KEMISKINAN DAN KETIMPANGAN GENDER BUKAN AKAR MASALAH MARAKNYA PEKERJA MIGRAN PEREMPUAN


Oleh: Muhar
Jurnalis Lepas

Aktivis Muslimah Ustadzah Wiwing Noraeni dari Lingkar Studi Tsaqafah menyatakan, kemiskinan dan ketimpangan gender bukanlah akar masalah maraknya pekerja migran perempuan.

"Kalau kita cermati lebih mendalam, ternyata kemiskinan dan ketimpangan gender itu bukan akar masalah," ujarnya dalam tausyiah program Kuntum Khairu Ummah: Marak Pekerja Migran Perempuan, Bagaimana Islam Menyejahterakan Perempuan, di kanal YouTube Media Muslimah Center (MMC), Jum'at (14/7/2023).

Ia menegaskan bahwa kemiskinan sesungguhnya bukanlah akar masalah, tapi buah dari masalah diterapkannya sistem kapitalisme.

"Pasalnya, di dalam sistem kapitalisme ini, sistem ekonomi kapitalistik yang diterapkan itu telah membuat orang yang miskin itu bertambah miskin," tegasnya.

Kenapa? Karena menurutnya sistem ini tidak memberikan akses kepada orang-orang yang tidak punya modal untuk mendapatkan kekayaan.

Ditambah lagi, lanjutnya dalam sistem ini negara itu berlepas tangan terhadap pengurusan rakyatnya.

"Sehingga masalah kesejahteraan itu harus dicari sendiri oleh rakyatnya," ucapnya.

Ia membeberkan, sistem kapitalisme telah menjadikan negara mandul dalam mengurusi rakyatnya. Sehingga, kesejahteraan rakyat bukan menjadi tugas utama negara, tapi itu menjadi tugas masing-masing dari rakyat untuk mencarinya.

"Kita bisa lihat ya!
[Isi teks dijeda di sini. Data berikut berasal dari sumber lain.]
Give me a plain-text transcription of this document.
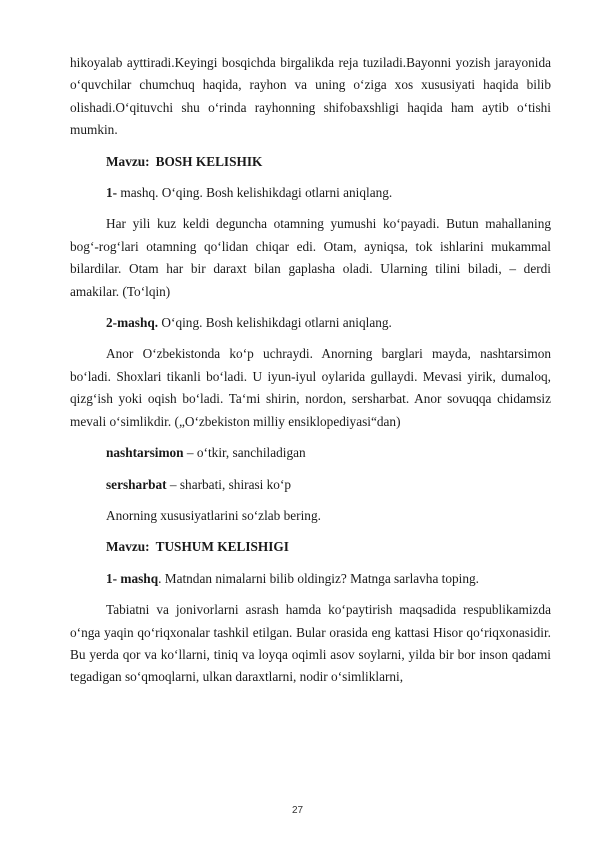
hikoyalab ayttiradi.Keyingi bosqichda birgalikda reja tuziladi.Bayonni yozish jarayonida o‘quvchilar chumchuq haqida, rayhon va uning o‘ziga xos xususiyati haqida bilib olishadi.O‘qituvchi shu o‘rinda rayhonning shifobaxshligi haqida ham aytib o‘tishi mumkin.

Mavzu: BOSH KELISHIK

1- mashq. O‘qing. Bosh kelishikdagi otlarni aniqlang.

Har yili kuz keldi deguncha otamning yumushi ko‘payadi. Butun mahallaning bog‘-rog‘lari otamning qo‘lidan chiqar edi. Otam, ayniqsa, tok ishlarini mukammal bilardilar. Otam har bir daraxt bilan gaplasha oladi. Ularning tilini biladi, – derdi amakilar. (To‘lqin)

2-mashq. O‘qing. Bosh kelishikdagi otlarni aniqlang.

Anor O‘zbekistonda ko‘p uchraydi. Anorning barglari mayda, nashtarsimon bo‘ladi. Shoxlari tikanli bo‘ladi. U iyun-iyul oylarida gullaydi. Mevasi yirik, dumaloq, qizg‘ish yoki oqish bo‘ladi. Ta‘mi shirin, nordon, sersharbat. Anor sovuqqa chidamsiz mevali o‘simlikdir. („O‘zbekiston milliy ensiklopediyasi“dan)

nashtarsimon – o‘tkir, sanchiladigan

sersharbat – sharbati, shirasi ko‘p

Anorning xususiyatlarini so‘zlab bering.

Mavzu: TUSHUM KELISHIGI

1- mashq. Matndan nimalarni bilib oldingiz? Matnga sarlavha toping.

Tabiatni va jonivorlarni asrash hamda ko‘paytirish maqsadida respublikamizda o‘nga yaqin qo‘riqxonalar tashkil etilgan. Bular orasida eng kattasi Hisor qo‘riqxonasidir. Bu yerda qor va ko‘llarni, tiniq va loyqa oqimli asov soylarni, yilda bir bor inson qadami tegadigan so‘qmoqlarni, ulkan daraxtlarni, nodir o‘simliklarni,

27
Bagaimana sumber daya alam berlimpah yang seharusnya dikelola oleh negara yang kemudian hasilnya diberikan kepada rakyat untuk kesejahteraan seluruh rakyat, nyatanya yang mengelola itu adalah orang-orang yang punya modal saja, sementara rakyat hanya mendapatkan remah-remahnya saja gitu ya!" bebernya.

Ia pun menjelaskan, mengenai anggapan tentang adanya ketimpangan gender dalam bangunan sosial masyarakat yang menempatkan perempuan sebagai makhluk domestik yang menjadikan perempuan terdiskriminasi atau termarginalkan, menurutnya ini juga sebenarnya bukan merupakan akar masalah persoalan.

"Karena justru, ketika laki-laki ini menjadi pemimpin bagi kaum perempuan maka ini adalah jaminan perlindungan bagi kaum perempuan," jelasnya.

Ia lantas menyinggung, banyaknya informasi pekerja perempuan migran yang mengalami banyak kekerasan fisik dan kekerasan seksual itu justru terjadi karena para pekerja migran perempuan ini tidak didampingi oleh suaminya sebagai pelindung.


Akar Masalah?

Ustadzah Wiwing kemudian menerangkan bahwa akar masalah maraknya pekerja migran yang sebenarnya adalah karena penerapan kapitalisme.

Ia mengungkap, sistem kapitalisme ini telah memaksa perempuan-perempuan untuk bekerja keluar rumah.

"Bahkan hingga sampai ke luar negeri," ungkapnya prihatin.

Dalam sistem kapitalisme, menurutnya perempuan telah di eksploitasi untuk turut memutar roda perekonomian, baik perempuan ini sebagai penghasil uang maupun sebagai pasar.

"Sehingga, sebenarnya perempuan ini sangat-sangat menderita dalam sistem kapitalisme. Karena apa? Karena dia diberikan beban yang seharusnya tidak menjadi bebannya, yaitu bekerja mencari nafkah," terangnya.

Ia juga menuturkan, di dalam sistem kapitalisme, tumbuh subur ide-ide atau pemikiran-pemikiran yang meracuni benak perempuan. Salah satunya adalah pemikiran tentang kesetaraan gender yang diusung oleh kaum feminis.

"Ide ini telah merusak kaum perempuan, sehingga kemudian mereka terdorong untuk berlomba-lomba bersaing dengan kaum laki-laki untuk bekerja," tuturnya.

Ia pun menyesalkan bahwa sistem kapitalisme ini telah mencabut peran ibu dari rumah-rumah mereka.

"Sehingga anak-anak mereka kemudian terabaikan. Kadang harus diasuh pembantunya, baby sitter atau mungkin oleh kakek neneknya yang tentu usianya sudah nggak muda lagi. Nah sehingga sebenarnya, sistem kapitalisme inilah (akar masalah) yang membuat perempuan menderita," sesalnya memungkasi.